I also considered writing about my father, who passed away forty-one years ago tomorrow, while I was at my college orientation. I hadn’t wanted to go, but Mom said he would want me to, and she was right. But thinking about my Dad dying from alcoholism at just fifty-eight makes me sad, especially when I worry about other loved ones possibly be headed for the same fate. (If you wonder about yourself, I urge you to consider getting help.)

I’d like to write about the lovely spring weather and flowers and such, but it’s been raining for a week straight. My pansies have been flooded out. Plus, I’ve lost my umbrella.

DSCN4932

In case you haven’t guessed, I woke up a bit low this morning.

So I made a gratitude list in my journal, and I’ve decided that’s the best thing to share with you today. Here’s an excerpt:

My father being a kind man. My mother, my brother, my sister. My cats.
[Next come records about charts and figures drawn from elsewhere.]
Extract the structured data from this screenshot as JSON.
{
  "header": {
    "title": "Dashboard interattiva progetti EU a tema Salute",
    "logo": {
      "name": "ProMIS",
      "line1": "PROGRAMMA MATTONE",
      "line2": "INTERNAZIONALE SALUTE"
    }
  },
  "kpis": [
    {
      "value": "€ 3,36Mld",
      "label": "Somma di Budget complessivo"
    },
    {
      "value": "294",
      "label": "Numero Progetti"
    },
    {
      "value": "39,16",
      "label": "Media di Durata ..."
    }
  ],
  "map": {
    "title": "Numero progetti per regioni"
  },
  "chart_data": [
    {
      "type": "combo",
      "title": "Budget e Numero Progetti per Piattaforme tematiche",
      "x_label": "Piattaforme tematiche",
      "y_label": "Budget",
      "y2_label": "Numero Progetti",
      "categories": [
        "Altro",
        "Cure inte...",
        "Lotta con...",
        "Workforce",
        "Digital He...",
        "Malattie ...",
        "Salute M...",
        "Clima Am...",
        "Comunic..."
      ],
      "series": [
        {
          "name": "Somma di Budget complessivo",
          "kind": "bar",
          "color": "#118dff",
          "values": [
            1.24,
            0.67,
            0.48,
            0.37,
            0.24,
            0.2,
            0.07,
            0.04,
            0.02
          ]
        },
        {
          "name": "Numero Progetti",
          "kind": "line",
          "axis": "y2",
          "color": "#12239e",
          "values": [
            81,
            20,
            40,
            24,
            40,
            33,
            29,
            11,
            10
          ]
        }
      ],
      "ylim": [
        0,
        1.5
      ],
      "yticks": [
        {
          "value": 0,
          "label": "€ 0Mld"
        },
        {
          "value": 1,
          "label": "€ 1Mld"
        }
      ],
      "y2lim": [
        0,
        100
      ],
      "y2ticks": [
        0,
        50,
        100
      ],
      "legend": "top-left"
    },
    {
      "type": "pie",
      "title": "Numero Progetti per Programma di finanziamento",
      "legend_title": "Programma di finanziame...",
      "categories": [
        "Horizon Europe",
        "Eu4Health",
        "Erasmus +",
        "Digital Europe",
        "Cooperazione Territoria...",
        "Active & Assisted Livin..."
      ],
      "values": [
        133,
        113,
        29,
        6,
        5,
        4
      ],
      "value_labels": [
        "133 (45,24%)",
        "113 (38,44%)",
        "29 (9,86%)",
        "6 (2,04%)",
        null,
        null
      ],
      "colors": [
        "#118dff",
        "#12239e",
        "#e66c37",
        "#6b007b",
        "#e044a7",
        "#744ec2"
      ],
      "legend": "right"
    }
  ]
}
My teal bedroom and the new matching quilt. Avocados. Cookbooks.The Bible. Books!! My drum. Airplanes. Candles. Music. Turtles. Cheese. Cheese pizza. Elephants. Rain forests. Brightly colored frogs. Having health care. The beach. Hummingbirds! Having an African-American president. Lilacs. The scent of vanilla. Fireflies. Stars. Prayer. Tea. Thank you!!

There you have it. I highly recommend the practice of gratitude. How can you be grumpy when you’re pondering brightly colored frogs?

Have an awesome weekend, my friends.